For Horizon Organic, continuing to reinforce the value of organic remains a challenge, Borrelli notes.
“The reality is not all milk is created equal,” he says. “That’s why Horizon is committed to leading by example and not only upholding the USDA organic standards we helped create, but also continuing to push and evolve our corporate standards as our world changes. With additional independent claims like Non-GMO Project Verification or Animal Welfare Certified, the organic category needs to reassert its unique advantage to consumers with all that it encompasses.”
For the time being, at least, keeping up with the increased demand at retail also poses a challenge.
“At times, particularly during the onset of the pandemic, massive demand for fluid white milk caused our manufacturing facilities to shift gears to produce only gallons of white milk — running around the clock some weeks,” Leinenbach says.
No crystal ball
Looking ahead, Leinenbach stresses that what the “new normal” will look like is uncertain.
“However, consumers have indicated that they will continue to eat and cook at home,” Leinenbach says. “We see opportunities to keep milk top of mind with families by promoting the value and health attributes of milk.”
In the meantime, Prairie Farms will continue to provide meal-planning solutions featuring comfort food recipes that are rich in dairy. The cooperative also sees opportunity in at-home beverages such as milk-based iced coffees that replace what consumers purchased at coffee shops and fast-food outlets pre-pandemic.
Child nutrition will continue to spell opportunity, too, Borrelli predicts.
“A child’s nutritional needs are not the same as those of an adult, and their food options need to reflect that important difference,” he explains.
“Unexpected” dairy solutions hold appeal as well, Gerlach suggests.
“There has been a lot of new innovation in plant-based alternatives, and dairy milk is ready for a breakout innovative product,” he says.
The right marketing will be critical, too, McBride and Trehan note.
“Milk is still a powerhouse category. We’re focused on a multifaceted approach, including opportunities to develop compelling messaging in and outside the store,” they say. “We are making milk top of mind of our key audiences. We’re trying to make the dairy set easier to shop with the right assortment of products.”
Speaking of marketing, Rani notes that milk’s emergence as the “surprising social media superstar” during the stay-at-home period inspired the nation’s milk companies to bring back the iconic “Got milk?” tagline — for a new generation of social media users. The initial results of that campaign have been even more positive than expected.

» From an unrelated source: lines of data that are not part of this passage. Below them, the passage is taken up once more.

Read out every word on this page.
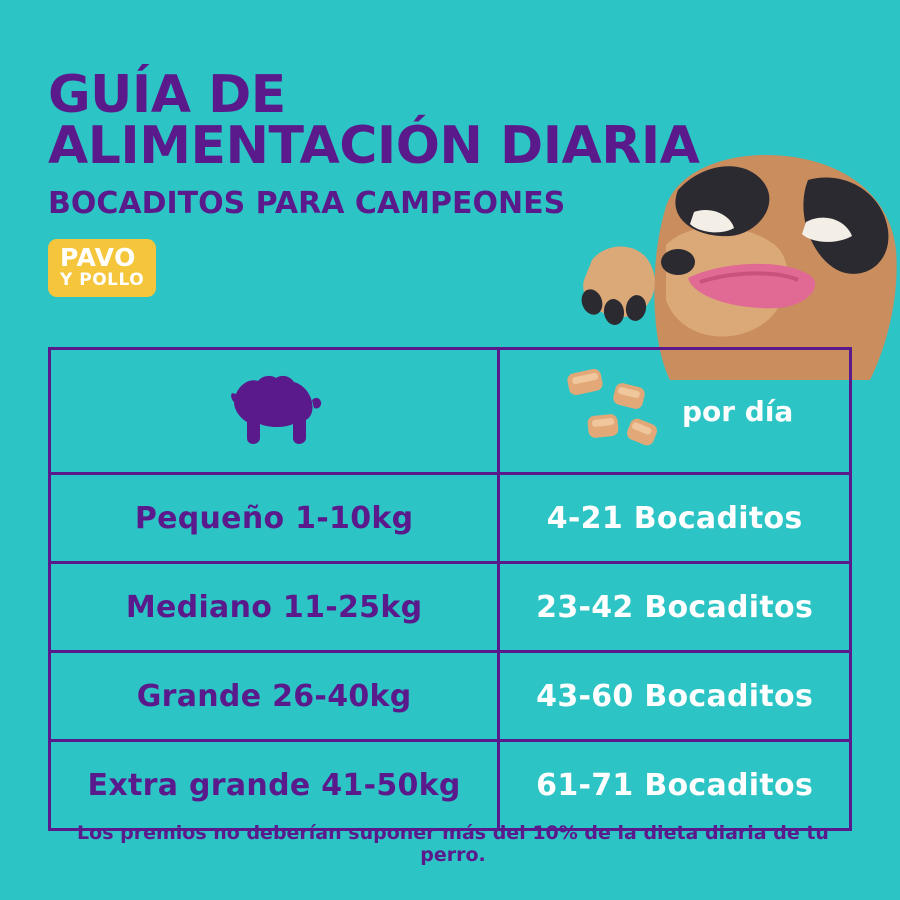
GUÍA DE ALIMENTACIÓN DIARIA
BOCADITOS PARA CAMPEONES
PAVO
Y POLLO

por día

Pequeño 1-10kg	4-21 Bocaditos
Mediano 11-25kg	23-42 Bocaditos
Grande 26-40kg	43-60 Bocaditos
Extra grande 41-50kg	61-71 Bocaditos
Los premios no deberían suponer más del 10% de la dieta diaria de tu perro.
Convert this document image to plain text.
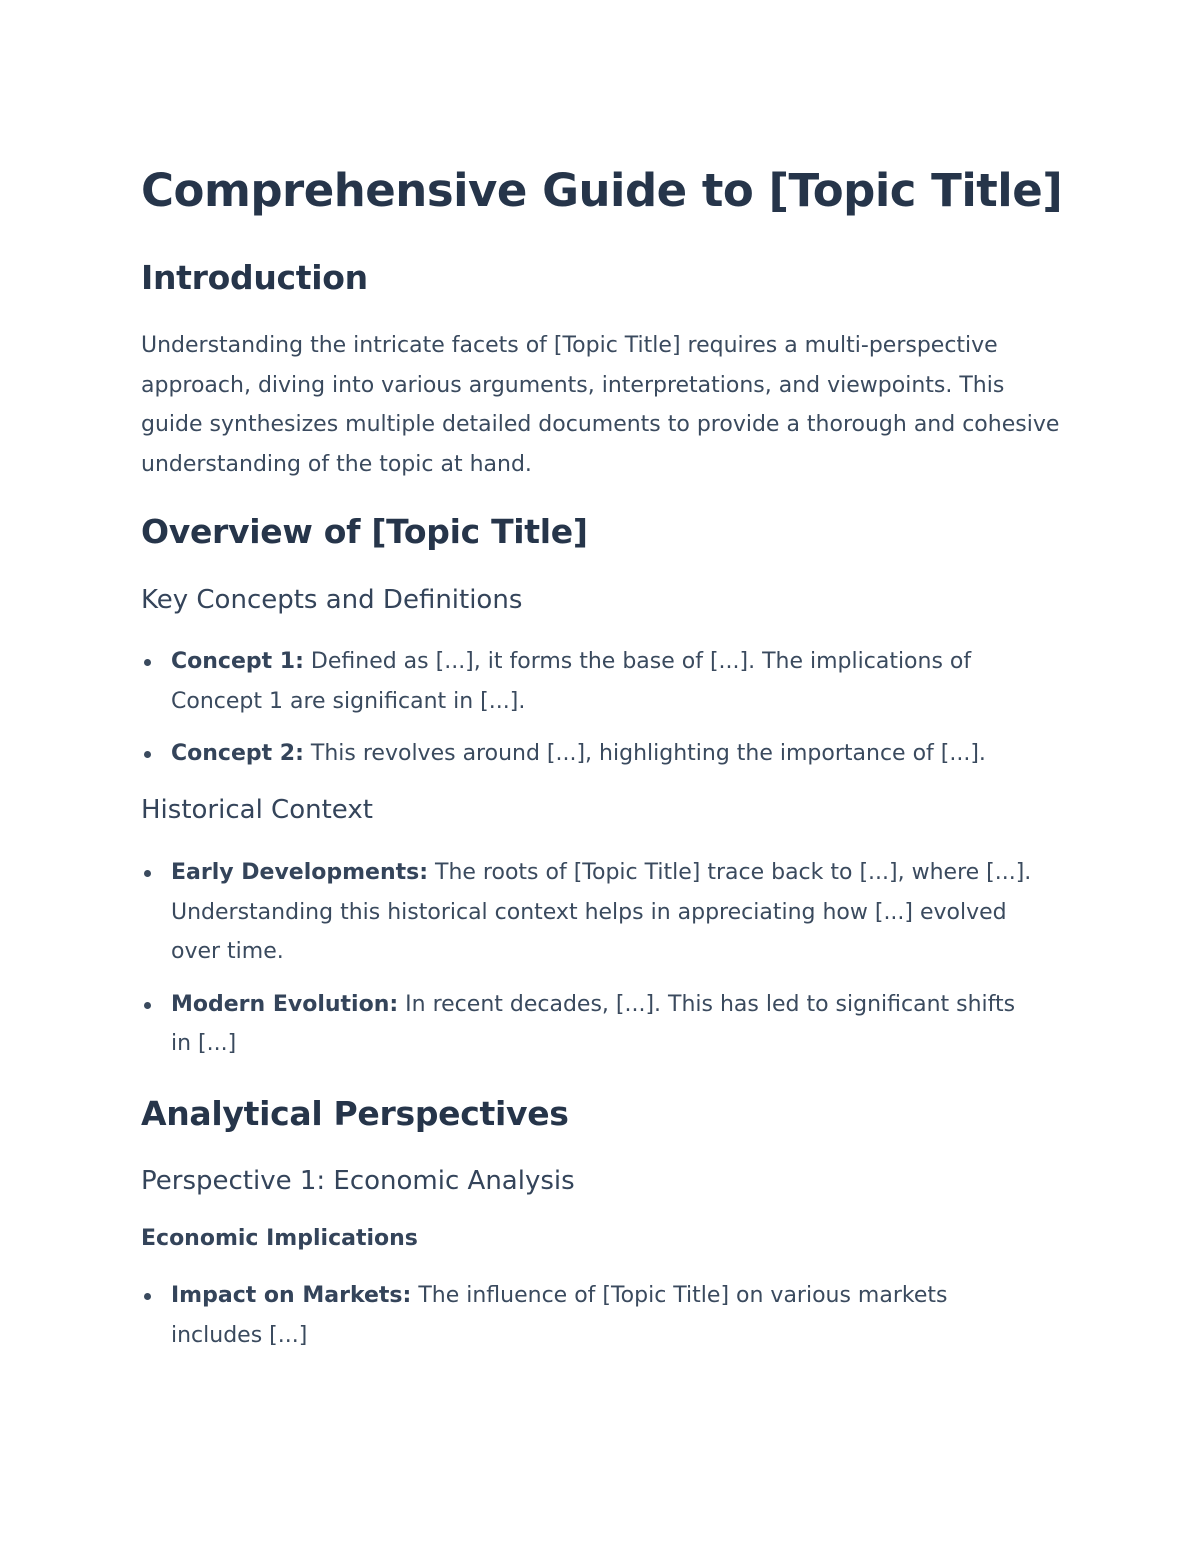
Comprehensive Guide to [Topic Title]
Introduction

Understanding the intricate facets of [Topic Title] requires a multi-perspective approach, diving into various arguments, interpretations, and viewpoints. This guide synthesizes multiple detailed documents to provide a thorough and cohesive understanding of the topic at hand.

Overview of [Topic Title]
Key Concepts and Definitions
Concept 1: Defined as [...], it forms the base of [...]. The implications of Concept 1 are significant in [...].
Concept 2: This revolves around [...], highlighting the importance of [...].
Historical Context
Early Developments: The roots of [Topic Title] trace back to [...], where [...]. Understanding this historical context helps in appreciating how [...] evolved over time.
Modern Evolution: In recent decades, [...]. This has led to significant shifts in [...]
Analytical Perspectives
Perspective 1: Economic Analysis
Economic Implications
Impact on Markets: The influence of [Topic Title] on various markets includes [...]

“Americans not only embraced the campaign’s reimagining, but they engaged with it — and more importantly, our product — in dynamic, creative, unexpected ways,” she says. “The #gotmilkchallenge has generated 4 billion views to date on TikTok, eight times what was originally projected. And this is only the beginning.”
Looking ahead, Rani says MilkPEP anticipates that 2021 will bring other strong marketing opportunities and optimism for the milk industry, starting with the delayed Summer Olympic Games.
“We’re looking forward to finding new ways to engage our target around the Team USA athletes they love,” she stresses.
However, it will take more than marketing to keep the momentum for milk going strong, Rani suggests.
“We as an industry must remain clear-eyed about the long-term structural challenges ahead and work to navigate them together, finding new and innovative ways to drive consumption and usage,” she says.